Les retours de Mujinga Kambundji sur la grande scène devraient être des jours de fête pour le sport suisse. Cela a été le cas à Bulle, le week-end dernier. Mais la soirée de jeudi à Lucerne, là où se réunissent les meilleurs athlètes suisses, a commencé dans une ambiance apocalyptique. Une violente cellule orageuse a déversé non seulement d’énormes quantités d’eau sur le stade de l’Allmend, mais a également provoqué des rafales de vent si violentes qu’un but s'est effondré sur le terrain d’entraînement adjacent du FC Lucerne, que les tentes de compétition ne tenaient plus debout et que de nombreux spectateurs ont dû se réfugier dans la Thermoplan Arena, l'enceinte du club de football.
De nombreux supporters ont ensuite suivi le traditionnel meeting, dont le début a été retardé, trempés jusqu’aux os. Beaucoup ont toutefois pris la situation avec humour, tout comme le DJ de la soirée, qui a aussitôt passé «Rain over me» de Marc Anthony. Et c’est au plus tard lorsque les figures de proue de la compétition ont été présentées que l’ambiance a de nouveau été synonyme de fête dans le complexe sportif. Surtout lorsque Kambundji a été annoncée sur le 100 mètres. La femme la plus rapide de Suisse (10"89) était au centre de l’attention ce soir-là. Même si, pour son retour après sa pause maternité, le chrono n’était pas encore sa priorité absolue.
Pour l’instant, elle n’a aucune chance
La Bernoise, qui a donné naissance à son fils Léon il y a près de huit mois, souhaite acquérir de l’expérience en compétition d’ici les Championnats d’Europe à Birmingham (10-16 août) afin d’être compétitive lors de ce grand rendez-vous de la saison. Le week-end dernier, elle a effectué un premier test sur 100 m à Bulle, où elle s’est elle-même surprise en signant un excellent temps de 11"33.

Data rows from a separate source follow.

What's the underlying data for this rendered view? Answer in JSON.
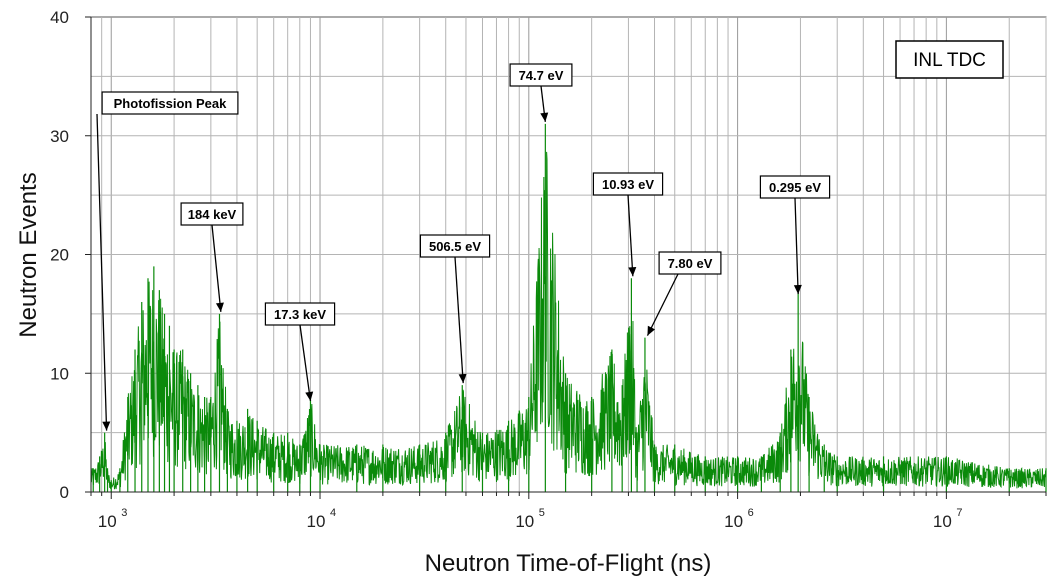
{
  "chart_data": {
    "type": "line",
    "xlabel": "Neutron Time-of-Flight (ns)",
    "ylabel": "Neutron Events",
    "xscale": "log",
    "xlim": [
      800,
      30000000
    ],
    "ylim": [
      0,
      40
    ],
    "yticks": [
      0,
      10,
      20,
      30,
      40
    ],
    "xticks": [
      {
        "value": 1000,
        "base": "10",
        "exp": "3"
      },
      {
        "value": 10000,
        "base": "10",
        "exp": "4"
      },
      {
        "value": 100000,
        "base": "10",
        "exp": "5"
      },
      {
        "value": 1000000,
        "base": "10",
        "exp": "6"
      },
      {
        "value": 10000000,
        "base": "10",
        "exp": "7"
      }
    ],
    "grid": true,
    "legend": {
      "text": "INL TDC",
      "placement": "top-right"
    },
    "series_color": "#0a8a0a",
    "series": [
      {
        "x": [
          820,
          880,
          930,
          960,
          1000,
          1100,
          1200,
          1300,
          1400,
          1500,
          1600,
          1700,
          1800,
          1900,
          2000,
          2200,
          2400,
          2600,
          2800,
          3000,
          3300,
          3600,
          4000,
          4500,
          5000,
          6000,
          7000,
          8000,
          9000,
          10000,
          15000,
          20000,
          30000,
          40000,
          48000,
          60000,
          80000,
          100000,
          120000,
          150000,
          200000,
          250000,
          280000,
          310000,
          330000,
          360000,
          400000,
          500000,
          700000,
          1000000,
          1300000,
          1600000,
          1800000,
          1950000,
          2200000,
          2600000,
          3000000,
          5000000,
          10000000,
          20000000,
          30000000
        ],
        "y": [
          2,
          3,
          5,
          2,
          1,
          2,
          8,
          12,
          16,
          18,
          19,
          17,
          15,
          14,
          12,
          12,
          10,
          9,
          8,
          8,
          15,
          7,
          6,
          7,
          6,
          5,
          5,
          4,
          8,
          4,
          4,
          4,
          4,
          5,
          9,
          5,
          6,
          8,
          31,
          10,
          8,
          12,
          9,
          18,
          5,
          13,
          4,
          4,
          3,
          3,
          3,
          5,
          12,
          17,
          8,
          4,
          3,
          3,
          3,
          2,
          2
        ]
      }
    ],
    "annotations": [
      {
        "text": "Photofission Peak",
        "x": 950,
        "y": 5
      },
      {
        "text": "184 keV",
        "x": 3350,
        "y": 15
      },
      {
        "text": "17.3 keV",
        "x": 9000,
        "y": 7.5
      },
      {
        "text": "506.5 eV",
        "x": 48500,
        "y": 9
      },
      {
        "text": "74.7 eV",
        "x": 120000,
        "y": 31
      },
      {
        "text": "10.93 eV",
        "x": 315000,
        "y": 18
      },
      {
        "text": "7.80 eV",
        "x": 370000,
        "y": 13
      },
      {
        "text": "0.295 eV",
        "x": 1950000,
        "y": 16.5
      }
    ]
  }
}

Et à Lucerne? Sur cette piste mouillée, elle ne peut pas réaliser un temps similaire. Dans la série B, où courent également la pépite du sprint bernois Xenia Buri (11"38) ainsi qu’Ajla Del Ponte (11"41), Mujinga Kambundji est à la traîne face de ses concurrentes avec un temps de 11"58 secondes. Au classement final, qui regroupe les finales A et B et où Géraldine Di Tizio-Frey a réalisé la meilleure performance suisse (11"20), elle occupe la dernière place.
Mujinga Kambundji rayonne néanmoins après la course. 6000 supporters la célèbrent comme si elle venait de gagner. Et elle lâche avec un clin d’œil que cela lui rappelle le début de sa carrière, lorsqu’elle courait elle aussi derrière les autres: «Mais ce n’est pas grave. Je ne me focalise pas encore trop sur les temps. Aujourd’hui, c’était surtout une question de sensations. Et ça m’a vraiment fait un bien fou!»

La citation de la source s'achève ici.